Pero hay algo que chilla como un cerdo al que degüellan en el alba,
algo que huele al filo del cuchillo, al tufo del demonio.
Y he ahí que ahora viene trotando sobre los lodazales con manos y con pies.
Viene con hielo y fuego y todo el sol en contra.
Te orina en la cabeza y tu deseo se convierte en sapo, en lagartija, en perro.
Te poseen engendros extraídos de escandalosas bodas y aberraciones de la especie,
de acoplamientos entre un par de bestias y un utensilio al paso.
Fusiones de ortopedia, vínculos que se anudan por el desencuentro y la tortura,
alimañas que saltan con la presión del vicio embotellado,
espantajos obscenos, prelados crapulosos, fortalezas incombustibles y vampiras,
recreos de verdugos, hopalandas encubridoras y festines de asilo,
orejas inquietantes como esfinges, moradas como fauces, delirios como embudos,
aluviones de cuerpos siempre ilesos para los irisados placeres de la soldadesca.

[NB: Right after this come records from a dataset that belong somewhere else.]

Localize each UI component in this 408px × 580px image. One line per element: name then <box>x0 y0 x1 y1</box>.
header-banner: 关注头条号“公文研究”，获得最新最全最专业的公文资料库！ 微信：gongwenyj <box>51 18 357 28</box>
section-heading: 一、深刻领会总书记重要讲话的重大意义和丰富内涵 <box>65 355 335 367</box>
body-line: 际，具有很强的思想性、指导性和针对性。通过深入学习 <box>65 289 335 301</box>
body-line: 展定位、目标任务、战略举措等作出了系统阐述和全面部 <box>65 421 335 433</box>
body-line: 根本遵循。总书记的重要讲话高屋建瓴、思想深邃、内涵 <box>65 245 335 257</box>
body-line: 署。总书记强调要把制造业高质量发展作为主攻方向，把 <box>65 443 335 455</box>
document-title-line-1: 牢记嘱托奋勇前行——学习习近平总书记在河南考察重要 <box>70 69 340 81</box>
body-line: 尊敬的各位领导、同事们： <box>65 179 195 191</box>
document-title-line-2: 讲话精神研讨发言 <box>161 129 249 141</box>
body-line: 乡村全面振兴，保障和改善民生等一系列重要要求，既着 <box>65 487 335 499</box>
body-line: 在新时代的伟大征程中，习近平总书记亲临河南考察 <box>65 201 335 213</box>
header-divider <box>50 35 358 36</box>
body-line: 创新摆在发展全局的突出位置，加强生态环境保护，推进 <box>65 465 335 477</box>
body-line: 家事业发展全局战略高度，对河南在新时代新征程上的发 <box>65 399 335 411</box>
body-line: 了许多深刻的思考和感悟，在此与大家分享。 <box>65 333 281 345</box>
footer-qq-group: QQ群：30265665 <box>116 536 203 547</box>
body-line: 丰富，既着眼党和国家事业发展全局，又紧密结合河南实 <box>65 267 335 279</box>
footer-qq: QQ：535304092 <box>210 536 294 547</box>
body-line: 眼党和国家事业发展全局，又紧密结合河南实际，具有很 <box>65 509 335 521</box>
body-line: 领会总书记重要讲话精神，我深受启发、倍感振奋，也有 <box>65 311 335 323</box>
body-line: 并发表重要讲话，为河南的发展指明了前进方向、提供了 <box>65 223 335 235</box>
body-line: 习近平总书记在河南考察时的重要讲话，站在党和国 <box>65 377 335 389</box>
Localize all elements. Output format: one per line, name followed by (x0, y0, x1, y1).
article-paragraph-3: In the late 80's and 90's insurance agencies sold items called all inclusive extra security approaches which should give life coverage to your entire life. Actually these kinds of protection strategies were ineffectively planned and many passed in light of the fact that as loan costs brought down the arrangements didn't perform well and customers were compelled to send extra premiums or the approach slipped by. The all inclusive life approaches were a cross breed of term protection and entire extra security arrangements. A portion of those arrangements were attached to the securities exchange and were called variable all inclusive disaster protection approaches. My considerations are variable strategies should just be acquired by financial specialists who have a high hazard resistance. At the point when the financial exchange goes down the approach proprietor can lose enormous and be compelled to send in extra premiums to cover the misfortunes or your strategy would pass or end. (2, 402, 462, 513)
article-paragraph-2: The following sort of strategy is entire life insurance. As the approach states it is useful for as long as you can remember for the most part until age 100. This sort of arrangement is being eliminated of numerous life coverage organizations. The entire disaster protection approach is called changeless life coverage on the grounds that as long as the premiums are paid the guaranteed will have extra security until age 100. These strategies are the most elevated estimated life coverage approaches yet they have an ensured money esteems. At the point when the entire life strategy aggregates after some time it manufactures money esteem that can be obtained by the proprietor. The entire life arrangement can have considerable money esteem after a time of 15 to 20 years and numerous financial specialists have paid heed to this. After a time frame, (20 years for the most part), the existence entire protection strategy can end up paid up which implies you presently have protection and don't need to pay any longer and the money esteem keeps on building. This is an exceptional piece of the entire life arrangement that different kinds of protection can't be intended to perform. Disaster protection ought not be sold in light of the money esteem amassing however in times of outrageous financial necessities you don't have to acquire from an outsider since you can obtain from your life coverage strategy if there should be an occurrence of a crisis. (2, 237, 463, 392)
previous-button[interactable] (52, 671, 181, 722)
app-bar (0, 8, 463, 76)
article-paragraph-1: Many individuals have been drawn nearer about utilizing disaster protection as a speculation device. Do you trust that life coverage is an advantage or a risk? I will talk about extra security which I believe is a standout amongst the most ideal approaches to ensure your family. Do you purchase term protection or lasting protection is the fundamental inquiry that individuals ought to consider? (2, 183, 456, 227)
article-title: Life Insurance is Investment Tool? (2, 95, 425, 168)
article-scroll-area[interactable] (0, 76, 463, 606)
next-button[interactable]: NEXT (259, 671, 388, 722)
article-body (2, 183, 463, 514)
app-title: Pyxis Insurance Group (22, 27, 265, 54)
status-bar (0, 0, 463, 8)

Otro golpe de llama, otro azote de truenos,
otra capa de sangre sobre el escabroso lema: "castigar deleitándose",
y que siga la orquesta.
¡Ah la contrahecha tentación y su profuso instrumental de amanuense del diablo!
Tienes toda "la triste variedad del infierno" por delante,
y tal como el reverso de la culpa así será la inagotable forma de la pena.
¿Y qué hace ahí Hieronymus, en medio de semejantes hervideros,
con esa cornamusa del color de la fiebre y esa gente girando sobre su cabeza?
¿Es el huésped de honor o el sospechoso anfitrión de la fiesta?
Acaso sea un réprobo cualquiera y pague con oprobios los abusos del yo
invirtiendo la suerte,
transformado a su vez en el hueco trofeo de un sentido,
en el atributo de la supresión, en la esponja que absorbe los excesos ajenos.
Aunque tal vez su alianza sea con las alturas, contra toda esperanza.
Tal vez no rece con el amor ni con la fe, sino con la visión de la condena.